L'articolo di Piero Sansonetti pubblicato sull'unità del 20 ottobre

(inserito in conf. il 22 ottobre) sulla pena di morte negli Stati Uniti

e sulla conduzione di una campagna per la moratoria delle esecuzioni

capitali nel 2000, fa riferimento alle iniziative prese negli ultimi

anni in tal senso dal Governo italiano in sede Onu e al recente impegno

della Comunità di Sant'Egidio, la quale si è fatta promotrice di una

raccolta firme che ha come obiettivo quello di legare l'ottenimento della

moratoria delle esecuzioni capitali nel 2000, alla ricorrenza del Giubileo,

"festa" per eccellenza del mondo cattolico. Si può quindi dire che con

questa iniziativa si cerca di consentire al Vaticano di rafforzare il

proprio ruolo si soggetto istituzionale e politico capace di inluenzare,

più di quanto già non lo sia, i processi legislativi e di governo

al livello del diritto internazionale.

Il mondo clericale alza dunque il tiro e, oltre ad occuparsi del

"potere temporale italiano" (è di questi giorni la proposta della Chiesa di

fare un'amnistia in Italia in occasione del giubileo), punta ad estendere

la propria ingerenza anche al "potere temporale mondiale" di cui formalmente

sono titolari gli stati nazionali.

Non mi dilungo (sperando che altri vogliano farlo) nell'indicare le ragioni

che fanno intravedere in questo quadro, una prospettiva inaccettabile e

agghiacciante a chi si professa laico e liberale.

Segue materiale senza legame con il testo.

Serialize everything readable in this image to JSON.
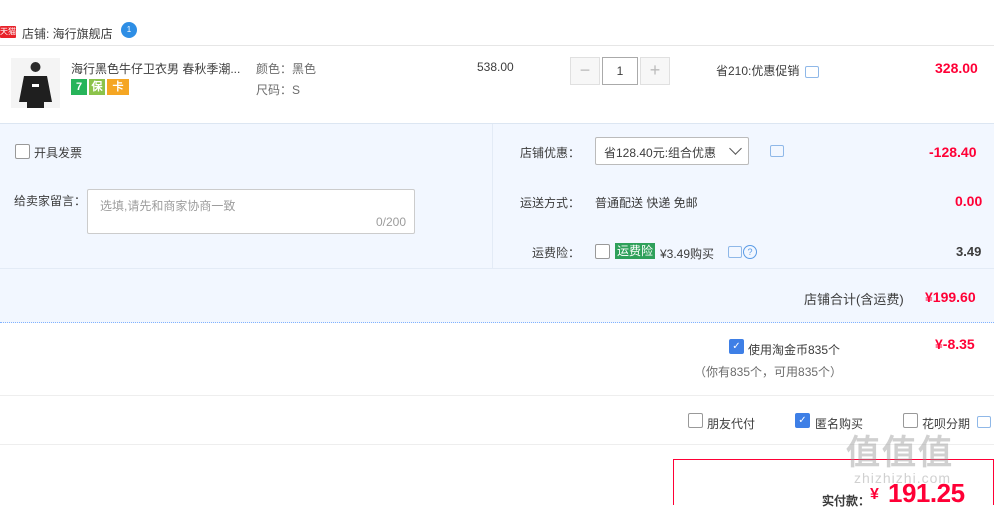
{
  "shop": {
    "badge": "天猫",
    "label": "店铺: 海行旗舰店",
    "ww_icon": "chat-bubble-icon"
  },
  "item": {
    "title": "海行黑色牛仔卫衣男 春秋季潮...",
    "service_icons": {
      "seven_day": "7",
      "guarantee": "保",
      "card": "卡"
    },
    "sku": [
      "颜色：黑色",
      "尺码：S"
    ],
    "unit_price": "538.00",
    "quantity": "1",
    "qty_minus": "−",
    "qty_plus": "+",
    "promo": "省210:优惠促销",
    "total": "328.00"
  },
  "order": {
    "invoice_label": "开具发票",
    "memo_label": "给卖家留言：",
    "memo_placeholder": "选填,请先和商家协商一致",
    "memo_count": "0/200",
    "discount_label": "店铺优惠：",
    "discount_selected": "省128.40元:组合优惠",
    "discount_amount": "-128.40",
    "shipping_label": "运送方式：",
    "shipping_value": "普通配送 快递 免邮",
    "shipping_amount": "0.00",
    "insurance_label": "运费险：",
    "insurance_tag": "运费险",
    "insurance_price": "¥3.49购买",
    "insurance_amount": "3.49",
    "subtotal_label": "店铺合计(含运费)",
    "subtotal_amount": "¥199.60"
  },
  "coins": {
    "checked": true,
    "label": "使用淘金币835个",
    "sub": "（你有835个，可用835个）",
    "amount": "¥-8.35"
  },
  "options": {
    "friend_pay": "朋友代付",
    "anonymous": "匿名购买",
    "anonymous_checked": true,
    "huabei": "花呗分期"
  },
  "payment": {
    "label": "实付款：",
    "currency": "¥",
    "amount": "191.25"
  },
  "watermark": {
    "text": "值值值",
    "sub": "zhizhizhi.com"
  },
  "colors": {
    "price_red": "#ff0036",
    "checkbox_blue": "#3e7fe6",
    "panel_bg": "#f2f7ff"
  }
}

Venendo alla pena di morte, a mio avviso, da almeno un anno e mezzo

(caso Joseph O'dell), è ormai chiaro che la leadership radicale nella

campagna per l'abolizione della pena di morte, intesa soprattutto come

capacità di indicare le ragioni di fondo e gli obiettivi che ci si propone

di raggiungere, è in crisi -nonostante abbia ottenuto dei risultati

notevolissimi e impensabili solo qualche anno fa- e rischia di essere

assorbita e di non distinguersi più, dalle iniziative di chi punta

all'abolizione della pena di morte con motivazioni di carattere umanitario

e/o anti-americano.

Per chi conduce questa campagna con motivazioni ed argomenti, che per

semplicità possiamo definire catto-comunisti, l'abolizione della pena di

morte, sempre semplificando al massimo, è solo uno strumento, un passaggio

tattico, nell'ambito della strategia di contestazione del potere politico ed

economico degli Stati Uniti (la chiusura dell'articolo di Sansonetti è questa

"E ci sono dei campi ideali, come quello della giustizia, in cui gli

americani sono molto indietro rispetto a noi") in quanto modello di riferimento

della democrazia anglosassone e di contestazione della globalizzazione

in genere.

Per i radicali invece questa campagna è uno strumento, un passaggio tattico,

della strategia che si propone di rafforzare (a mio avviso utilizzando

campagne e iniziative che andranno profondamente riviste) la potestà

legislativa delle istituzioni sovranazionali.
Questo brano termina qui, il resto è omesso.